No longo caminho percorrido pelos museus nacionais nas últimas décadas houve muitos progressos – melhoramento de espaços, recuperação e transformação de edifícios, um evidente dinamismo da programação em certos períodos, mas por detrás destes sucessos, a fragilidade institucional decorrente quer de uma cada vez menor autonomia de gestão, quer da incapacidade de renovação dos recursos humanos pairou sempre, e o momento de rutura em muitos casos já chegou.

 

Um dos maiores disparates cometidos foi a interrupção das carreiras operárias nos museus com a ideia de externalização desses serviços. Foi um problema que não se sentiu imediatamente, pois os trabalhadores continuaram em funções até à aposentação, mas que com a continuação do tempo se tornou gritante.

 

No quadro pessoal do MNAA de 1980 eram considerados 30 lugares para eletricistas, carpinteiros e outros profissionais da manutenção.
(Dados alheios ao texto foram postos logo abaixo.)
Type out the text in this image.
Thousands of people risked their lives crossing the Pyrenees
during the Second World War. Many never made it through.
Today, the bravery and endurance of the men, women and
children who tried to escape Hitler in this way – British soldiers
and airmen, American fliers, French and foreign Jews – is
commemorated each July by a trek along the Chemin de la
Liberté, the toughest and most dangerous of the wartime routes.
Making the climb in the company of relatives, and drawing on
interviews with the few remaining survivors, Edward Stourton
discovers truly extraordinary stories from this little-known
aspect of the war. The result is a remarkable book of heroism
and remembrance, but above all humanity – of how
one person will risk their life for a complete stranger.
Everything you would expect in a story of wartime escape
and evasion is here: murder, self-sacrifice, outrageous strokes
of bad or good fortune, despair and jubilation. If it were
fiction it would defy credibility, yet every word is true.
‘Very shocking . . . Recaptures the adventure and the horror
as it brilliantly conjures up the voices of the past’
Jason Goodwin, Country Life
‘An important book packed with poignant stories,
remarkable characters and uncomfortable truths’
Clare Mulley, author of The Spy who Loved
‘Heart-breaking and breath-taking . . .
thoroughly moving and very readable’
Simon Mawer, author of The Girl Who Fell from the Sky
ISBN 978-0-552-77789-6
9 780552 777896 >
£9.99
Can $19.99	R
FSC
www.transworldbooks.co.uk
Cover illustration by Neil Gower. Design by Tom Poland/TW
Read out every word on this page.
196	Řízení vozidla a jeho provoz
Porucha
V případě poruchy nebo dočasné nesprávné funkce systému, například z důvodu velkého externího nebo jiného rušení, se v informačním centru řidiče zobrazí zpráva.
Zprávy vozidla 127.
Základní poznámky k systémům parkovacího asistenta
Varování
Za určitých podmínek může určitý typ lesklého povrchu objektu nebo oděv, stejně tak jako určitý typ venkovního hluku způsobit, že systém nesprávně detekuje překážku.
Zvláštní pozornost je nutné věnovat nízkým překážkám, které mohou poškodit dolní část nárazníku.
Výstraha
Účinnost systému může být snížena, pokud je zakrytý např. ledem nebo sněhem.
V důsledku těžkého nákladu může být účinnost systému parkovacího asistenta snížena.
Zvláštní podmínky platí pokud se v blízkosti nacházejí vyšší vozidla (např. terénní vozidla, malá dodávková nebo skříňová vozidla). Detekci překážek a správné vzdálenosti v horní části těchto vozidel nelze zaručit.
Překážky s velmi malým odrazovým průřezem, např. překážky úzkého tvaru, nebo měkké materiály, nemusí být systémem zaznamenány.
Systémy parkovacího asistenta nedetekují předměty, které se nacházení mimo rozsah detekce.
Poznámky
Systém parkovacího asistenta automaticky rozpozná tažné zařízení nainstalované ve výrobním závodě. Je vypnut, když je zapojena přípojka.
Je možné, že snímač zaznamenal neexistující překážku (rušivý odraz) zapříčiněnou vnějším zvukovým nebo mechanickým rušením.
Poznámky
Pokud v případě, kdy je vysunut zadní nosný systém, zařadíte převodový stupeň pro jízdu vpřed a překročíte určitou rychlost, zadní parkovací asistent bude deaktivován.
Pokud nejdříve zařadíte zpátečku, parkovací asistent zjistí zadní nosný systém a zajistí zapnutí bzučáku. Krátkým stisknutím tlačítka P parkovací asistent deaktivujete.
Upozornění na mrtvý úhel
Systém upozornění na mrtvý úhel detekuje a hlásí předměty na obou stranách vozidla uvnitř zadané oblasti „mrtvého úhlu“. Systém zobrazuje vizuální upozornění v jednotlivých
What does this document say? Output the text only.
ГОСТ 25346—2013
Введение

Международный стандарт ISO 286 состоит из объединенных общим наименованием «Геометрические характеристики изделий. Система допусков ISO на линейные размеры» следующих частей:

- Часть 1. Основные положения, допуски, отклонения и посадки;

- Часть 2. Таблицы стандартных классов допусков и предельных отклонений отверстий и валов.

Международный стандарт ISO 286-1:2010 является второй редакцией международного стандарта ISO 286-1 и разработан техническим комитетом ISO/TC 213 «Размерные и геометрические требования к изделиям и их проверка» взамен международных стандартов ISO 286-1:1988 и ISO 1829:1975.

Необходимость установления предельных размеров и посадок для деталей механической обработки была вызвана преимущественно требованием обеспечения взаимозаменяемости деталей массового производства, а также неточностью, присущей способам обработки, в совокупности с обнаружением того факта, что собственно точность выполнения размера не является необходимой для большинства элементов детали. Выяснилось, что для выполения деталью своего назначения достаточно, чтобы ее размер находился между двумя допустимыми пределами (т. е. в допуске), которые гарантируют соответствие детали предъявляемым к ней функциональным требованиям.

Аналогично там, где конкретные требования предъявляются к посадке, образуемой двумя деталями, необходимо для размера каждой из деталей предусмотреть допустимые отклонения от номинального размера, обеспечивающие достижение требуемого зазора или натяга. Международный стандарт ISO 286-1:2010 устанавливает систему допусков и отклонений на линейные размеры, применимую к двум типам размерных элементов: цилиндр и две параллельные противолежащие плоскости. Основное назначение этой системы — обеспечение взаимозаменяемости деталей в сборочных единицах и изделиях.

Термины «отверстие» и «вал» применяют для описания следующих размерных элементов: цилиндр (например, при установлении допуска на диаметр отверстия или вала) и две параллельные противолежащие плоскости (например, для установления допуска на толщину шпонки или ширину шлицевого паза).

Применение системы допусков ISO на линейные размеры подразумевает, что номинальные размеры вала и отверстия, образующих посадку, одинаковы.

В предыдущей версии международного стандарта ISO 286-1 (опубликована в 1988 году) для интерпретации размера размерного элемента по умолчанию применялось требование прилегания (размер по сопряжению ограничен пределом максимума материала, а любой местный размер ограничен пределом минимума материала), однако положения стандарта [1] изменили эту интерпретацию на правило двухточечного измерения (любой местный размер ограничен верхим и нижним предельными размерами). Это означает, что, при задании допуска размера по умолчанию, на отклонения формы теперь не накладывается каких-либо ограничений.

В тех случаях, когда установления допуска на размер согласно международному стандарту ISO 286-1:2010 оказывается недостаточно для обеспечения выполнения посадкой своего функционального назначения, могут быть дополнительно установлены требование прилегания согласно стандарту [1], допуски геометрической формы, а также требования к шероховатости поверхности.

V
Quando entrei, em 1991, eram ainda uma boa meia-dúzia, e outros tantos dedicados à limpeza. Neste momento, a limpeza é externa e não abrange todo o período de abertura pública e a manutenção não existe. Mesmo para quem está longe destes problemas, é fácil perceber que não é possível, num museu desta dimensão, esperar pelos procedimentos administrativos de uma contratação de serviços externos cada vez que é preciso abrir uma da centena de vitrinas, trocar uma de milhares de lâmpadas, arranjar um puxador de porta, reparar instalações sanitárias ou, pura e simplesmente, fazer circular obras de arte ou colocar um quadro na parede. São problemas quotidianos, num edifício vasto, com utilização permanente, onde os sintomas da degradação não podem avolumar-se e, se a eles não se acode, em pouco tempo se degrada a qualidade do serviço prestado.

 

Quando olhamos, comparativamente, para as enormes melhorias que a democracia portuguesa conseguiu no setor cultural, em áreas como as bibliotecas e arquivos, a música, os teatros, ou nos equipamentos e na oferta cultural associativa ou autárquica, é difícil não ver nos museus nacionais uma área de enorme falhanço: menos preparados nas equipas, menos fortes enquanto instituições, menos resistentes aos problemas do dia-a-dia e com menos capacidade de gestão. Que o atual ministro da cultura tenha sido o antigo comissário para as comemorações dos 50 anos da democracia em Portugal parece-me de referir. Resta saber se com esperança se com ironia.